Getting Started
===============

Ferrobus is easily installable from PyPI and supports Windows, Linux, and macOS.

Pre-built binaries are available for **Windows (x86_64), macOS (Apple Silicon), and Linux (x86_64, arm64)**.
Wheels for Linux are available for musl-based systems (e.g., Alpine Linux) and manylinux2014-compliant systems.

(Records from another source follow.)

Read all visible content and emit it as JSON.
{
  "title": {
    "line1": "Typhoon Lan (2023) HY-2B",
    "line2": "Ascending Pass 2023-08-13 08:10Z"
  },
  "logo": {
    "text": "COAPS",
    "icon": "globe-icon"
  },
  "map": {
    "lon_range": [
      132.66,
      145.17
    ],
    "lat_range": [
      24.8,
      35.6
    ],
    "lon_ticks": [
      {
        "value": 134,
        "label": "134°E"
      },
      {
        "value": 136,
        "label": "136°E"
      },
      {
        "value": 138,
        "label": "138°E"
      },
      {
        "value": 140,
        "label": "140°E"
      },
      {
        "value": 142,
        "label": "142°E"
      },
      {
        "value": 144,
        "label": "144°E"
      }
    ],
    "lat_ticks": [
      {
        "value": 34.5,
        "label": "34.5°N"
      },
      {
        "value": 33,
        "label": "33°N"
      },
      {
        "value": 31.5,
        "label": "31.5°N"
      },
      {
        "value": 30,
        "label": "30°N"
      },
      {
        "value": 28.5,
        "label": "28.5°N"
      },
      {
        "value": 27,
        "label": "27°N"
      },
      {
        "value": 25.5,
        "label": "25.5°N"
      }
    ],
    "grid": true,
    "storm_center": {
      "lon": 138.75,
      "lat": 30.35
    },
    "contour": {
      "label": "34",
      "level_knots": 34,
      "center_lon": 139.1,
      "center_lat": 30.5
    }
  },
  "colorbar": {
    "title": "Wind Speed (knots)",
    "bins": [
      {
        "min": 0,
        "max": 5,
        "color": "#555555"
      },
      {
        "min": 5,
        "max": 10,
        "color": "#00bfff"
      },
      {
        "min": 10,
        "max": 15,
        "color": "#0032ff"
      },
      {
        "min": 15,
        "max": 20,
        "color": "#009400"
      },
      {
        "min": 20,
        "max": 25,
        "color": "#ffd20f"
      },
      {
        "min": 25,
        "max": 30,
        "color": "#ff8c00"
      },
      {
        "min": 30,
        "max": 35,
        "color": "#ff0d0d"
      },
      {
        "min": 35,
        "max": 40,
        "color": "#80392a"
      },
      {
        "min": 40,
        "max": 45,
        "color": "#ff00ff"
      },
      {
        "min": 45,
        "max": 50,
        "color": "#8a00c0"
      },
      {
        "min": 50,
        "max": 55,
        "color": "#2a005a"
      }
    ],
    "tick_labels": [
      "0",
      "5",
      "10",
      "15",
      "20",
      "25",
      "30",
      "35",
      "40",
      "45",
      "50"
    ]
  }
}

Supported Python versions are **CPython 3.9 and later, including free-threaded 3.13t and PyPy >3.11**

Installation
------------

To install Ferrobus, run:

.. code-block:: bash

   pip install ferrobus

This will install pre-built binaries for all major platforms from PyPI.

Quick Usage
-----------

Here's a simple example to get you started:

.. code-block:: python

   import ferrobus
   import datetime

   # Create a transit model from GTFS and OSM data
   model = ferrobus.create_transit_model(
       osm_path="path/to/city.osm.pbf", # OSM pbf file, preferably filtered by region and tag
       gtfs_dirs=["path/to/gtfs_data", "path/to/another_gtfs"], # feeds, operating in the same region
       date=datetime.date.today() # date to use when filtering GTFS data / None for all dates
   )

   # Create origin and destination points
   origin = ferrobus.create_transit_point(
       lat=59.85,
       lon=30.22,
       transit_model=model
   )

   destination = ferrobus.create_transit_point(
       lat=59.97,
       lon=30.50,
       transit_model=model
   )

   # Find the optimal route at noon (12:00)
   route = ferrobus.find_route(
       transit_model=model,
       start_point=origin,
       end_point=destination,
       departure_time=12*3600,  # 12:00 noon in seconds since midnight
       max_transfers=3
   )

   # Print the results
   print(f"Travel time: {route['travel_time_seconds'] / 60:.1f} minutes")
    print(f"Number of transfers: {route['transfers']}")

For detailed examples, see the :doc:`demo` notebook and the :doc:`ferrobus` API documentation.